1/16
This collection of flashcards covers vital vocabulary and concepts regarding time-series splits and evaluation metrics relevant to machine learning interviews.
Name | Mastery | Learn | Test | Matching | Spaced |
|---|
No study sessions yet.
Time-Series Data
Data that is ordered and has a temporal component, making it different from normal ML datasets.
Train Set
The subset of data containing the earliest timestamps used for training the model.
Validation Set
A portion of the data used to tune hyperparameters and simulate future unseen data; it comes after the training set.
Test Set
The subset of data that comes after the validation set, used for final model evaluation.
Hold-out Split
A method of splitting data for time-series where the dataset is divided into distinct training, validation, and test sets.
Rolling Window Validation
A validation method where both training and validation windows move forward through time, retaining a fixed training size.
Expanding Window Validation
A validation approach where the training window grows over time, keeping all historical data.
K-fold Cross-Validation
An invalid method for time-series data that shuffles data, which leads to future information leakage.
Mean Absolute Error (MAE)
A metric measuring the average absolute differences between predicted values and actual values, robust to outliers.
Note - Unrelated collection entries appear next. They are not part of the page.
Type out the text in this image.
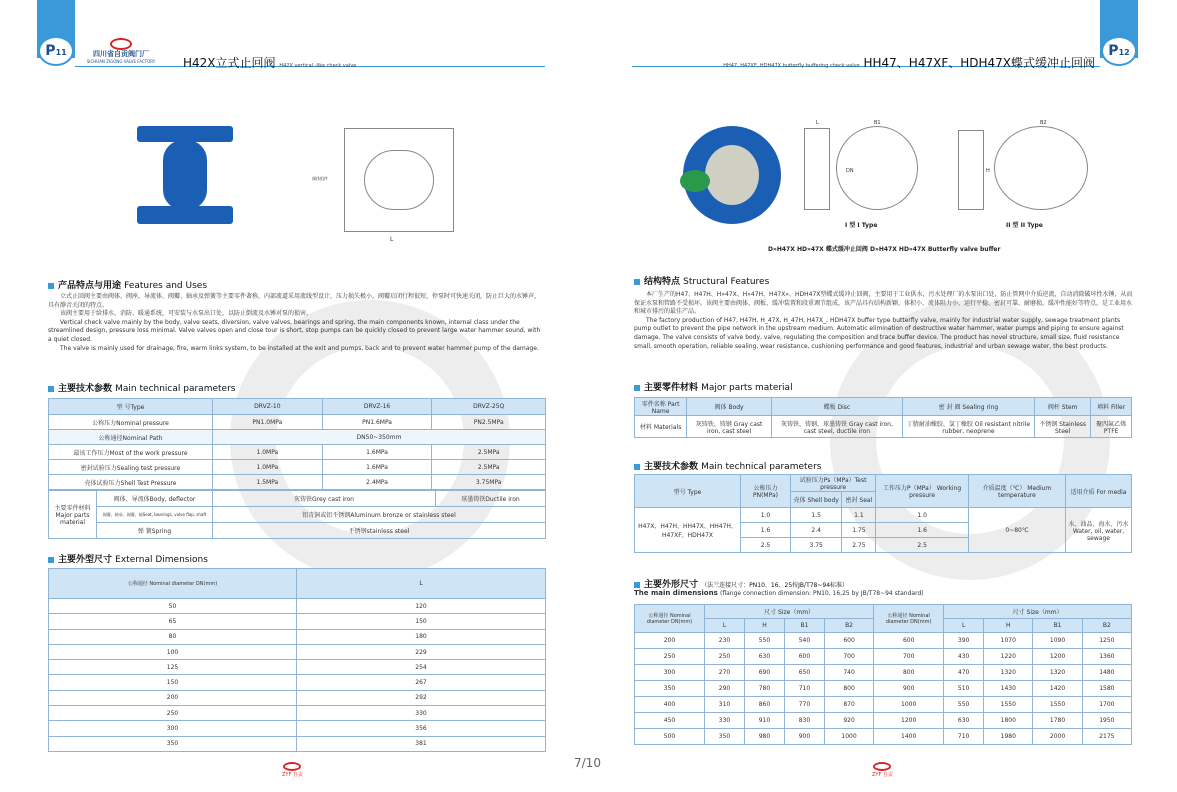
P11	P12
四川省自贡阀门厂
SICHUAN ZIGONG VALVE FACTORY H42X立式止回阀 H42X vertical -like check valve	HH47, H47XF, HDH47X butterfly buffering check valve HH47、H47XF、HDH47X蝶式缓冲止回阀
阀体组件
L
产品特点与用途 Features and Uses
立式止回阀主要由阀体、阀座、导流体、阀瓣、轴承及弹簧等主要零件著称，内部流道采用流线型设计，压力损失极小，阀瓣启闭行程很短，停泵时可快速关闭，防止巨大的水锤声，具有静音关闭的特点。
该阀主要用于给排水、消防、暖通系统，可安装与水泵出口处，以防止倒流及水锤对泵的损害。
Vertical check valve mainly by the body, valve seats, diversion, valve valves, bearings and spring, the main components known, internal class under the streamlined design, pressure loss minimal. Valve valves open and close tour is short, stop pumps can be quickly closed to prevent large water hammer sound, with a quiet closed.
The valve is mainly used for drainage, fire, warm links system, to be installed at the exit and pumps, back and to prevent water hammer pump of the damage.
主要技术参数 Main technical parameters
型 号Type	DRVZ-10	DRVZ-16	DRVZ-25Q
公称压力Nominal pressure	PN1.0MPa	PN1.6MPa	PN2.5MPa
公称通径Nominal Path	DN50~350mm		
最该工作压力Most of the work pressure	1.0MPa	1.6MPa	2.5MPa
密封试验压力Sealing test pressure	1.0MPa	1.6MPa	2.5MPa
壳体试验压力Shell Test Pressure	1.5MPa	2.4MPa	3.75MPa
主要零件材料 Major parts material	阀体、导流体Body, deflector	灰铸铁Grey cast iron	球墨铸铁Ductile iron
	阀瓣、轴承、阀瓣、轴Seat, bearings, valve flap, shaft	铝青铜或铝不锈钢Aluminum bronze or stainless steel	
	弹 簧Spring	不锈钢stainless steel	
主要外型尺寸 External Dimensions
公称通径 Nominal diameter DN(mm)	L
50	120
65	150
80	180
100	229
125	254
150	267
200	292
250	330
300	356
350	381
L	B1	B2
H
DN
I 型 I Type	II 型 II Type
D»H47X HD»47X 蝶式缓冲止回阀 D»H47X HD»47X Butterfly valve buffer
结构特点 Structural Features
本厂生产的H47、H47H、H»47X、H»47H、H47X»、HDH47X型蝶式缓冲止回阀，主要用于工业供水、污水处理厂的水泵出口处，防止管网中介质逆流，自动消除破坏性水锤，从而保证水泵和管路不受损坏。该阀主要由阀体、阀板、缓冲装置和段重调节组成，该产品具有结构新颖、体积小、流体阻力小、运行平稳、密封可靠、耐磨损、缓冲性能好等特点，是工业用水和城市排污的最佳产品。
The factory production of H47, H47H, H_47X, H_47H, H47X_, HDH47X buffer type butterfly valve, mainly for industrial water supply, sewage treatment plants pump outlet to prevent the pipe network in the upstream medium. Automatic elimination of destructive water hammer, water pumps and piping to ensure against damage. The valve consists of valve body, valve, regulating the composition and trace buffer device. The product has novel structure, small size, fluid resistance small, smooth operation, reliable sealing, wear resistance, cushioning performance and good features, industrial and urban sewage water, the best products.
主要零件材料 Major parts material
零件名称 Part Name	阀体 Body	蝶板 Disc	密 封 圈 Sealing ring	阀杆 Stem	填料 Filler
材料 Materials	灰铸铁、铸钢 Gray cast iron, cast steel	灰铸铁、铸钢、球墨铸铁 Gray cast iron, cast steel, ductile iron	丁腈耐油橡胶、氯丁橡胶 Oil resistant nitrile rubber, neoprene	不锈钢 Stainless Steel	聚四氟乙烯 PTFE
主要技术参数 Main technical parameters
型号 Type	公称压力 PN(MPa)	试验压力Ps（MPa）Test pressure		工作压力P（MPa） Working pressure	介质温度（℃） Medium temperature	适用介质 For media
		壳体 Shell body	密封 Seal			
H47X、H47H、HH47X、HH47H、H47XF、HDH47X	1.0	1.5	1.1	1.0	0~80℃	水、油品、海水、污水 Water, oil, water, sewage
	1.6	2.4	1.75	1.6		
	2.5	3.75	2.75	2.5		
主要外形尺寸 （法兰连接尺寸：PN10、16、25按JB/T78~94标准）
The main dimensions (flange connection dimension: PN10, 16,25 by JB/T78~94 standard)
公称通径 Nominal diameter DN(mm)	尺寸 Size（mm）				公称通径 Nominal diameter DN(mm)	尺寸 Size（mm）			
	L	H	B1	B2		L	H	B1	B2
200	230	550	540	600	600	390	1070	1090	1250
250	250	630	600	700	700	430	1220	1200	1360
300	270	690	650	740	800	470	1320	1320	1480
350	290	780	710	800	900	510	1430	1420	1580
400	310	860	770	870	1000	550	1550	1550	1700
450	330	910	830	920	1200	630	1800	1780	1950
500	350	980	900	1000	1400	710	1980	2000	2175
7/10
ZYF 自贡	ZYF 自贡
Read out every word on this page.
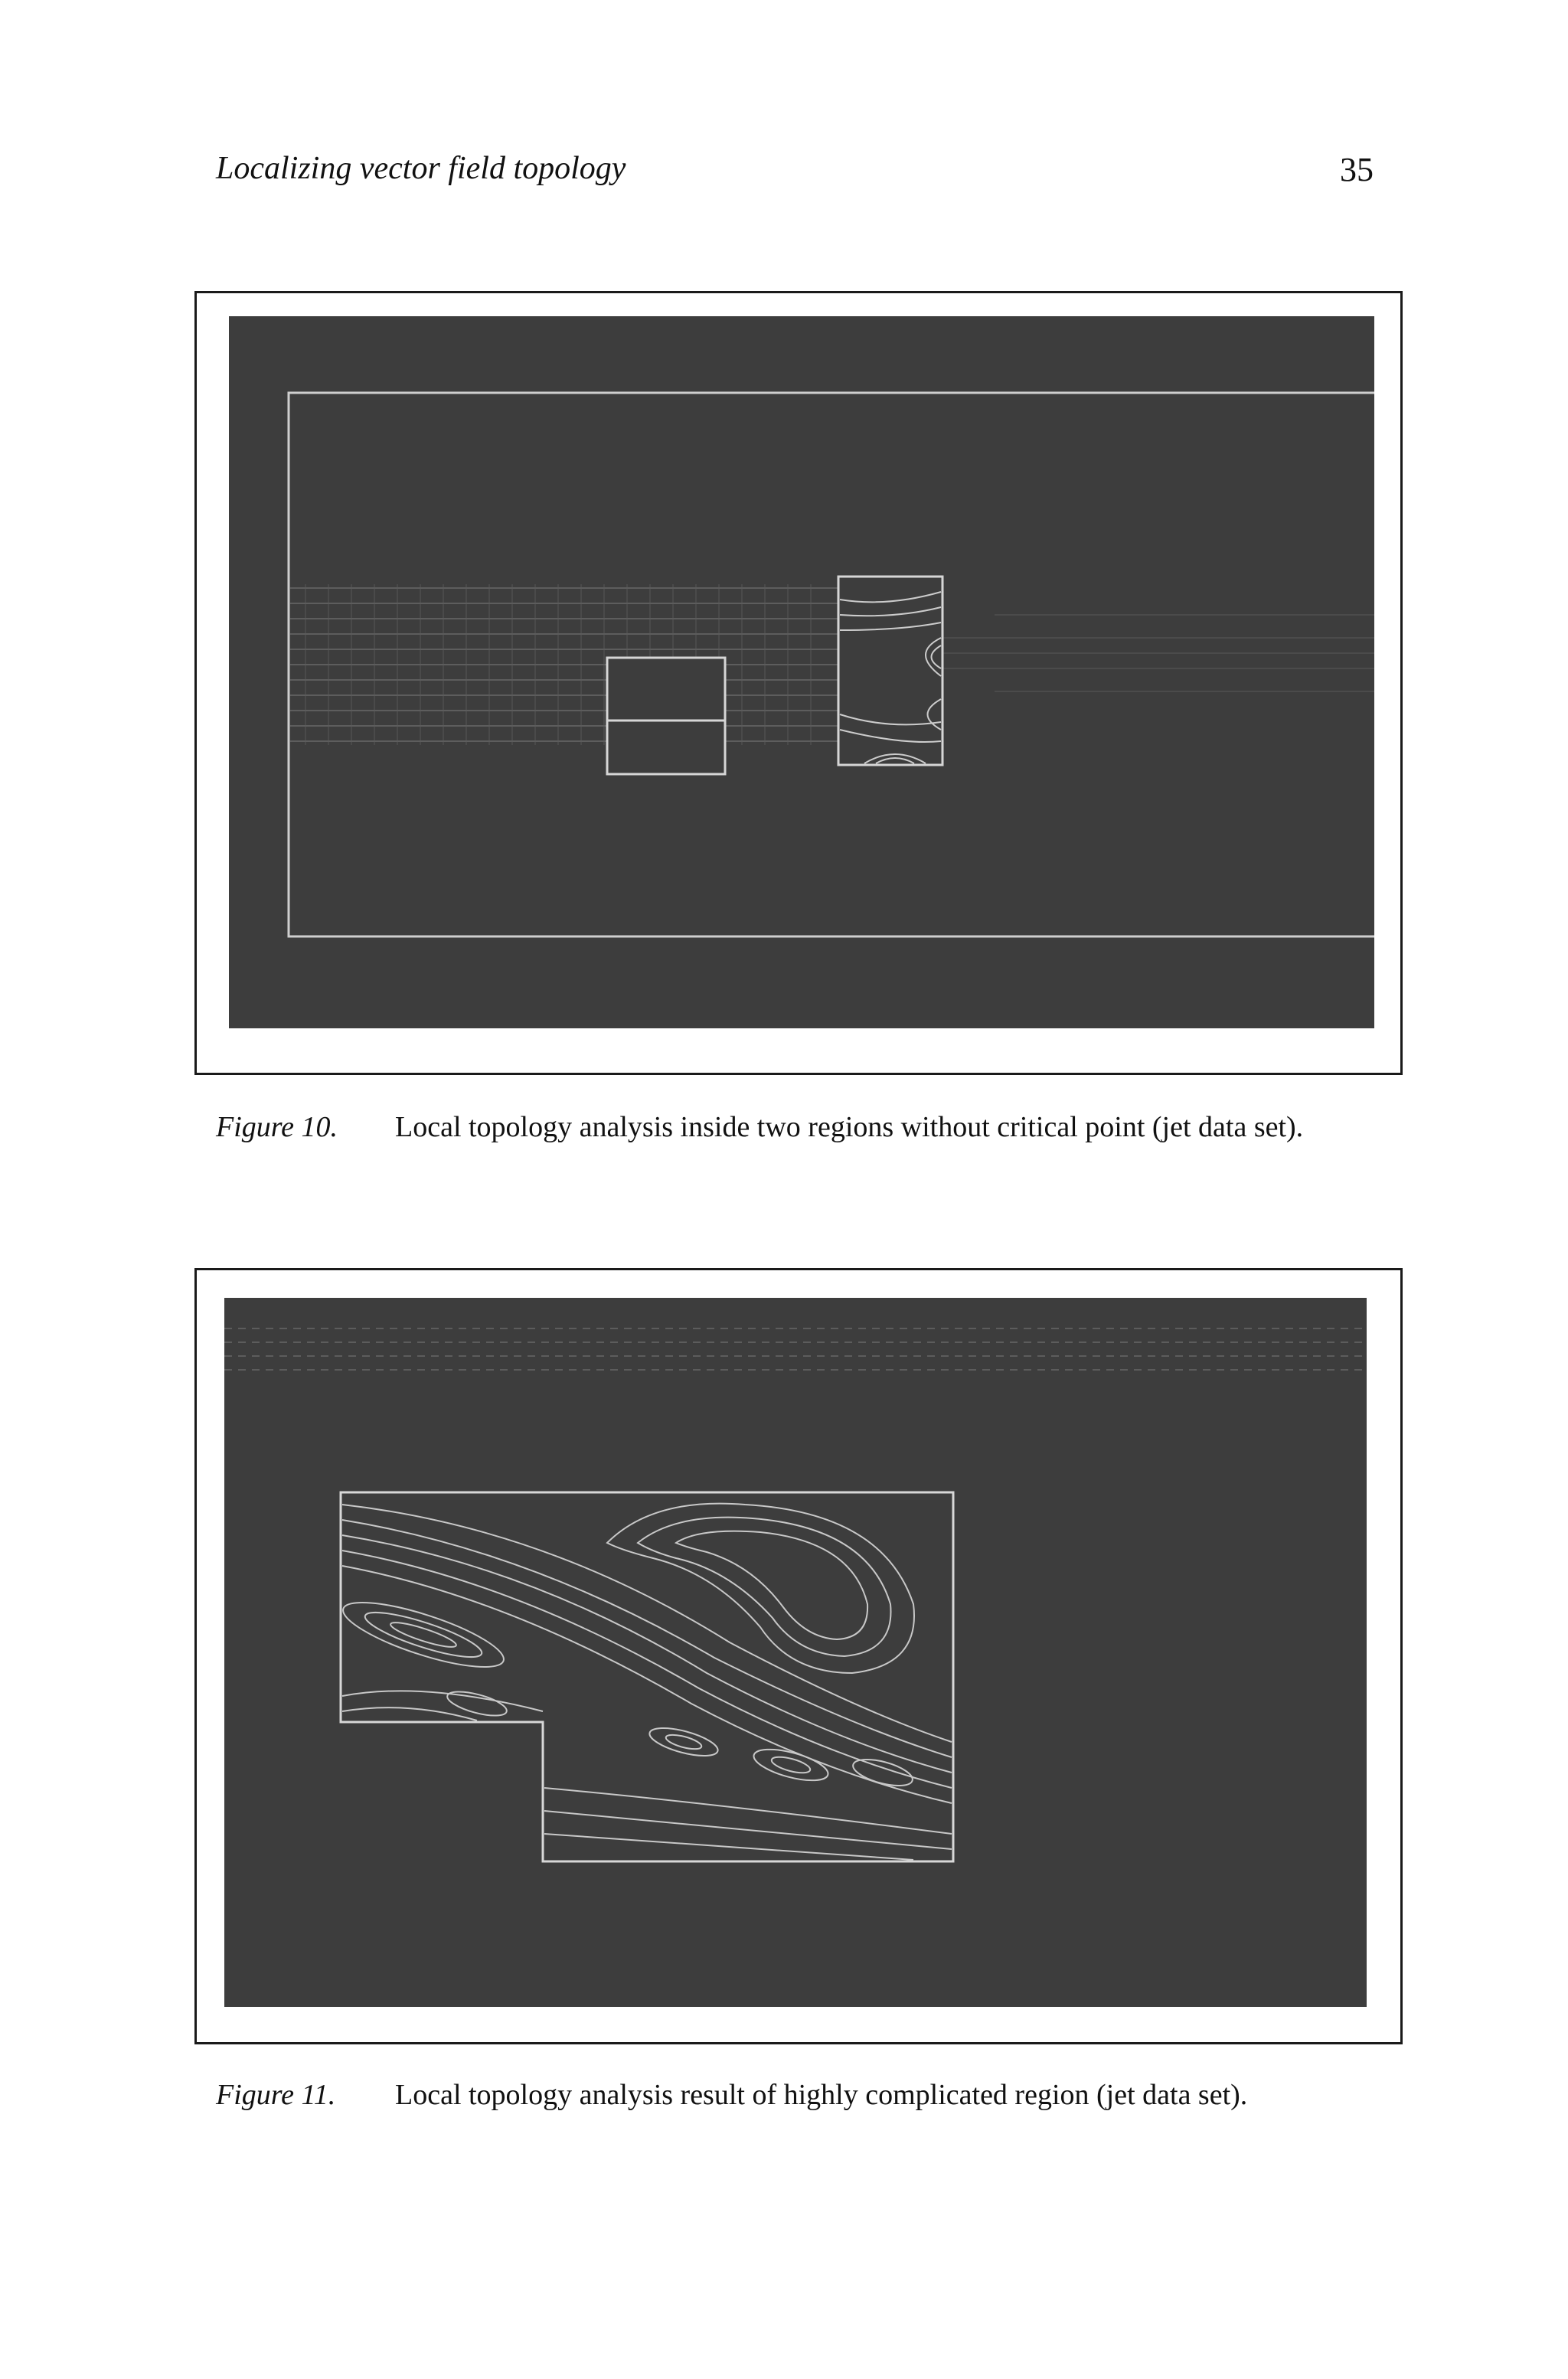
Localizing vector field topology	35
Figure 10. Local topology analysis inside two regions without critical point (jet data set).
Figure 11. Local topology analysis result of highly complicated region (jet data set).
Root Mean Squared Error (RMSE)
A metric that measures the square root of the average squared differences between predicted and actual values, sensitive to outliers.
Loss Function
Quantifies how inaccurate the model is during training; it is minimized by the optimizer.
MSE (Mean Squared Error)
A regression loss function sensitive to large errors, providing smooth gradients for optimization.
Cross-Entropy Loss
A loss function used in classification tasks, measuring the difference between predicted probability distributions and true labels.
Hyperparameter Tuning
The process of optimizing parameters that govern the model training process without using the test data.
Concept Drift
The change in the statistical properties of the target variable, making past data less relevant for future predictions.
Evaluation Metrics
Measures of model performance, like MAE and RMSE, used to assess how well the model performs after training.
Non-IID Data
Data that is not independently and identically distributed, common in time-series due to the order and time dependency.